Re: read vs. mmap (or io vs. page faults)

From: Mikhail Teterin <mi+kde_at_aldan.algebra.com> Date: Wed, 23 Jun 2004 02:41:17 -0400 · This archive was generated by hypermail 2.4.0 : Wed May 19 2021 - 11:37:58 UTC

On Tuesday 22 June 2004 11:27 pm, Peter Wemm wrote:

= mmap is more valuable as a programmer convenience these days. Don't
= make the mistake of assuming its faster, especially since the cost of
= a copy has gone way down.

Actually, let me back off from agreeing with you here :-) On io-bound
machines (such as my laptop), there is no discernable difference in
either the CPU or the elapsed time -- md5-ing a file with mmap or read
is (curiously) slightly faster than just cat-ing it into /dev/null.

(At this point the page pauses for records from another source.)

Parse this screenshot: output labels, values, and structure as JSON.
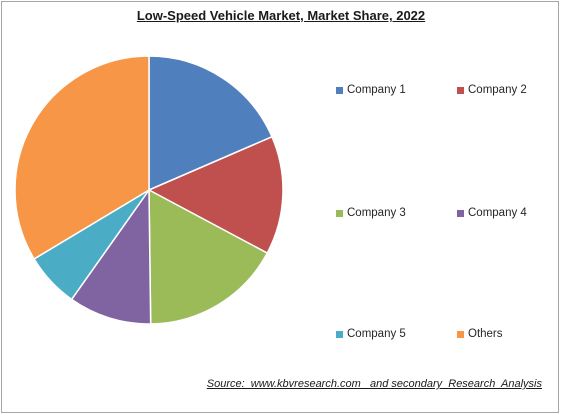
{
  "chart_data": {
    "type": "pie",
    "title": "Low-Speed Vehicle Market, Market Share, 2022",
    "categories": [
      "Company 1",
      "Company 2",
      "Company 3",
      "Company 4",
      "Company 5",
      "Others"
    ],
    "values": [
      18.5,
      14.3,
      17.0,
      10.0,
      6.6,
      33.6
    ],
    "colors": [
      "#4f7fbd",
      "#c0504d",
      "#9bbb59",
      "#8064a2",
      "#4bacc6",
      "#f79646"
    ],
    "legend_position": "right",
    "start_angle_deg": 0,
    "direction": "clockwise"
  },
  "source_text": "Source:  www.kbvresearch.com   and secondary  Research  Analysis"
}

On an dual P2 450MHz, the single process always wins the CPU time and
sometimes the elapsed time. Sometimes it wins handsomly:

	mmap: 35.271u 4.004s 1:06.08 59.4%   10+190k 0+0io 4185pf+0w
	read: 32.134u 15.797s 1:58.72 40.3%  408+302k 11228+0io 12pf+0w

or

	mmap: 35.039u 4.558s 1:10.27 56.3%    10+190k 5+0io 5028pf+0w
	read: 29.931u 27.848s 2:07.17 45.4%   10+187k 11219+0io 5pf+0w

Mind you, both of the two processors are Xeons with _2Mb of cache on
each_, so memory copying should be even cheaper on them than usual. And
yet mmap manages to win...

On a single P2 400MHz (standard 521Kb cache) mmap always wins the CPU
time, and, thanks to that, can win the elapsed time on a busy system.
For example, running two of these processes in parallel (on two separate
copies of the same huge file residing on distinct disks) yields (same
1462726660-byte file as in the dual Xeon stats above):

	mmap: 66.989u 7.584s 3:01.76 41.0%    5+238k 90+0io 22456pf+0w
	      65.474u 7.729s 2:38.59 46.1%    5+241k 90+0io 22401pf+0w
	read: 60.724u 42.394s 3:37.01 47.5%   5+241k 22541+0io 0pf+0w
	      61.778u 41.987s 3:35.36 48.1%   5+239k 11256+0io 0pf+0w

That's 182 vs. 215 seconds, or 15% elapsed time win for mmap. Evidently,
mmap runs through that "nasty nasty code" faster than read runs through
its. mmap loses on an idle system, I presume, because page-faulting is
not smart enough to page-fault ahead as efficiently as read pre-reads
ahead.

Why am I complaining then? Because I want the "nasty nasty code"
improved so that using mmap is beneficial for the single process too.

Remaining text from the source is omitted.